Current snowpack levels across the state are a mixed bag - anywhere from 45% to 85% of average. The low-elevation snowpack in some places was already melted by mid-April. Snow melt in the higher elevations started in early April but cool temperatures combined with precipitation temporarily halted the melt and even added water content to the snowpack.

The wet, cool weather is helping to refill reservoirs and delay irrigation demand, but not all reservoirs will fill.
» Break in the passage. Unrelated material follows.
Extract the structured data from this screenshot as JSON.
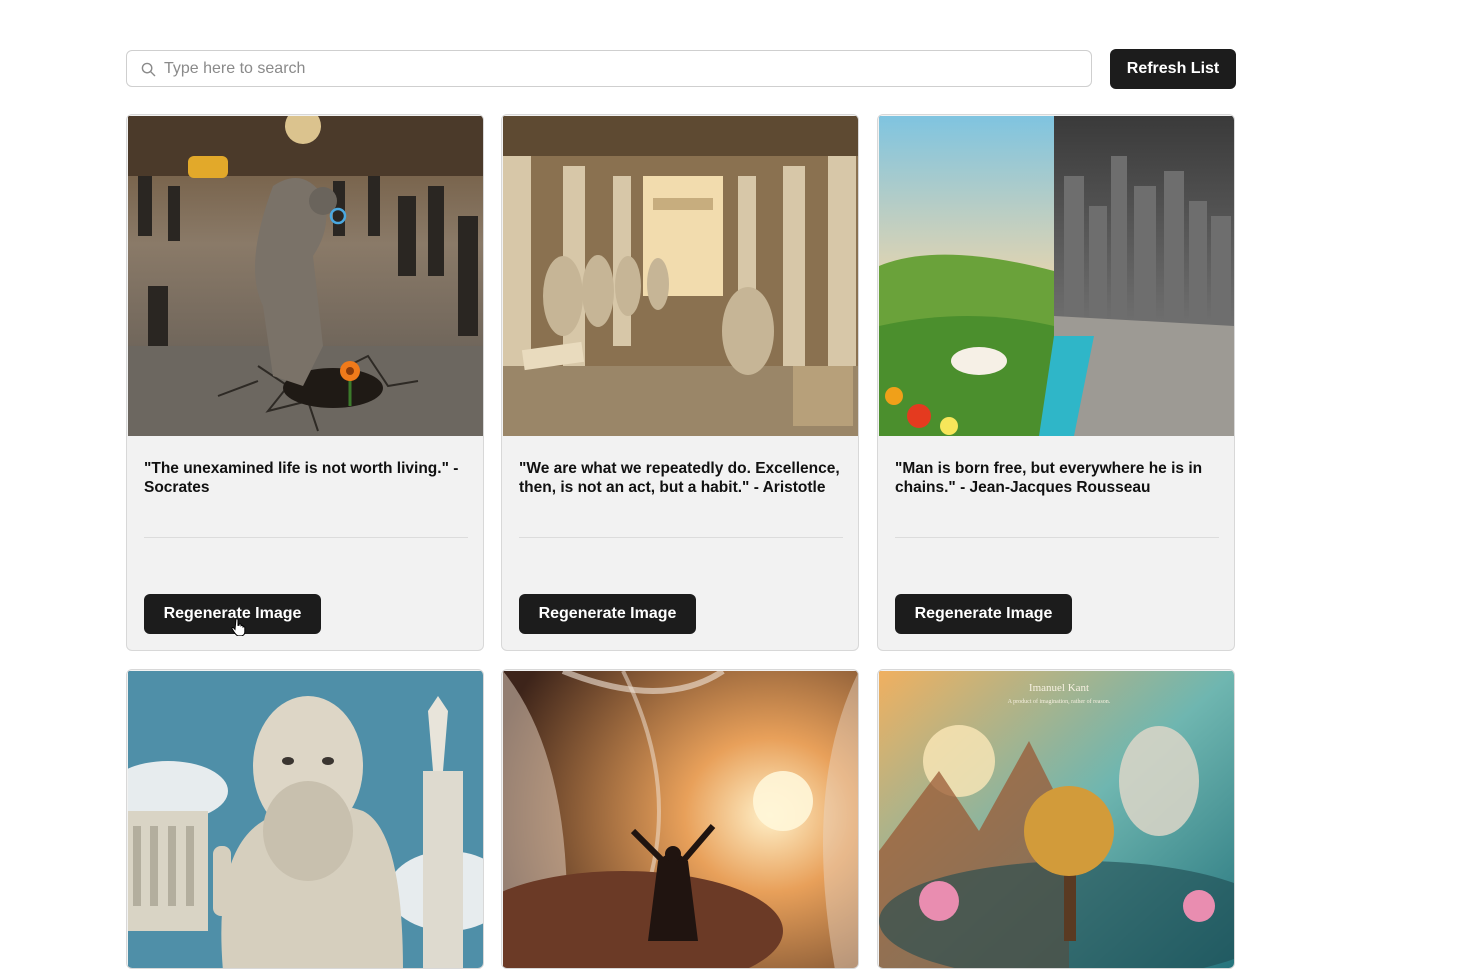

Of Idaho's 28 major storage facilities, 22 are reporting average or better storage for April 30, and 11 of them are nearly full.

There is still enough snow in the central, northern and upper Snake basins to produce another streamflow peak.

"Reservoir operators are hoping the peak streamflows occur when they normally do in the latter half of May," said Abramovich. "That way they can maximize water storage and delivery for all the various users and uses." For information on specific reservoirs, please refer to the May Water Supply Outlook Report posted online.

April streamflow volumes varied across the state from near average runoff volumes to only half of average. The streamflow forecast for the May-July period remains low with volumes ranging from 45-75% of average.

Timely rains over the next two months would improve this year's water supply. "Additional precipitation and cool temperatures this spring can make working the fields difficult but will help stretch the limited water supplies," Abramovich said.